El precontrato es aquel contrato jurídico que está constituido por el compromiso de celebrar en un futuro un contrato de trabajo. Se trata de un contrato jurídico independiente del contrato de trabajo desde el momento en que concurren oferta, esto es, declaración negocial recepticia firme hecha con ánimo de obligarse por parte del empresario y consistente en obligarse a dar trabajo en un futuro, y la aceptación por parte del trabajador. Es frecuente que se introduzcan en el precontrato elementos accesorios como condiciones (finalización de procesos de formación por el trabajador, adquisición de autorizaciones o licencias para trabajar, existencia de vacantes…) o término cierto.

El precontrato obliga a las dos partes desde su perfeccionamiento, de manera que tanto el incumplimiento de la promesa de dar trabajo por parte del empresario llegado el término o una vez cumplida la condición o la renuncia del trabajador arbitraria a iniciar el trabajo generarán responsabilidades resarcitorias.

El orden jurisdiccional competente para conocer de los conflictos derivados de precontratos es el social.

Este tipo de contratos se han hecho bastante populares no por su empleo por las empresas actuales sino por las polémicas que ha desatado en los fichajes balompédicos. El futbolista, que pertenece a otro equipo, llega a un acuerdo a mitad de temporada para incorporarse a otra plantilla distinta bajo unas condiciones más satisfactorias para él. De esta manera subrepticia, el jugador se comprometerá con un equipo sin hacerlo oficial, dejando con la miel en los labios a otros equipos que intenten negociar por sus servicios directamente con el club en el que milite.

Pero no nos engañemos; este tipo de contratos se lleva usando en el mundo laboral desde hace mucho tiempo. Tanto como en la antigua Roma, de donde nació este peculiar concepto. Por aquella era conocido como Pactum Contrahendo en el Derecho Romano. Su definición era un tanto más escueta que la actual y venía a representar un compromiso entre dos personas para realizar una labor conjunta en el futuro ya que, por diversos motivos, no se podía llevar a cabo en el momento presente.

Esta definición original resume de una manera más sencilla la base de su funcionamiento legal.
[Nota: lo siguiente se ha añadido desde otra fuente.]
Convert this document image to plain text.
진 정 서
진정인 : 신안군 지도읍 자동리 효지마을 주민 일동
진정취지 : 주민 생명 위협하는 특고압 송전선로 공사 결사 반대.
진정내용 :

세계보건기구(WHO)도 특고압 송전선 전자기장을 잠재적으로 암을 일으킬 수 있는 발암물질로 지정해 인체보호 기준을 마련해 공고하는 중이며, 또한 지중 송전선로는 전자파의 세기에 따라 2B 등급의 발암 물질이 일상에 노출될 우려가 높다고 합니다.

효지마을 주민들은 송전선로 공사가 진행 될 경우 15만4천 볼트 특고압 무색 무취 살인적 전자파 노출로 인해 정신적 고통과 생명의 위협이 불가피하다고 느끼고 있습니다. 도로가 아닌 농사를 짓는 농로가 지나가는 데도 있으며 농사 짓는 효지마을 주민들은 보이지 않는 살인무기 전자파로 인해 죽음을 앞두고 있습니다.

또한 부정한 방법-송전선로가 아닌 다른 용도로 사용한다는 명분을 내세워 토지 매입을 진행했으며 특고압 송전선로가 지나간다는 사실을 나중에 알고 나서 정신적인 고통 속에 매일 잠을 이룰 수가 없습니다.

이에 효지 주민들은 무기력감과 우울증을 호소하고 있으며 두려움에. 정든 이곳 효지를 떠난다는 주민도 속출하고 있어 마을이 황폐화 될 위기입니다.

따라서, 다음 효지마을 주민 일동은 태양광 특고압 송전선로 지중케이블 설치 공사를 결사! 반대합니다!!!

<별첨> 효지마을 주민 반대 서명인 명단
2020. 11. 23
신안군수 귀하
En realidad, más que un contrato de trabajo tiene la función de ejercer de acuerdo preliminar, donde se especifican las funciones que se van a realizar en el futuro junto con los datos esenciales del contrato final.

A pesar de ser vinculante – sujeto a obligaciones -, se puede dar el caso en el que una de las dos partes no cumpla su promesa. En ese caso, no se puede hablar de un incumplimiento contractual, puesto que no llega a tener esa categoría. Pero sí que se considera un acto antijurídico que puede dar lugar a una demanda de indemnización por daños y perjuicios. Pensemos en un deportista que firma un precontrato y sufre una grave lesión antes de la fecha de incorporación al nuevo club.

No obstante, otra función bastante común de los precontratos es la de agilizar los procesos de transición de manera que la empresa no se encuentre con plazas que no pueda cubrir. Se suele emplear para trabajos temporales por sustitución, vacantes o picos de actividad de temporada altos. Estos precontratos funcionan a modo de listas de espera, de manera que, cuando un puesto queda libre, se cuenta con una persona para ocuparlo de manera inmediata.

De todas maneras, no es una modalidad muy extendida en el ámbito laboral de nuestro país. Su valor es la de dar seguridad de que el contrato ofrecido se va a cumplir. No obstante, como hemos visto antes, en el caso de que se rompa, el trabajador es el que peor parado sale de esta situación. Las indemnizaciones no son muy altas y el daño moral que puede causar es bastante alto. Además, la compensación por daños y perjuicios no está regulada legalmente, por lo que depende del juez de lo civil cuantificar la indemnización.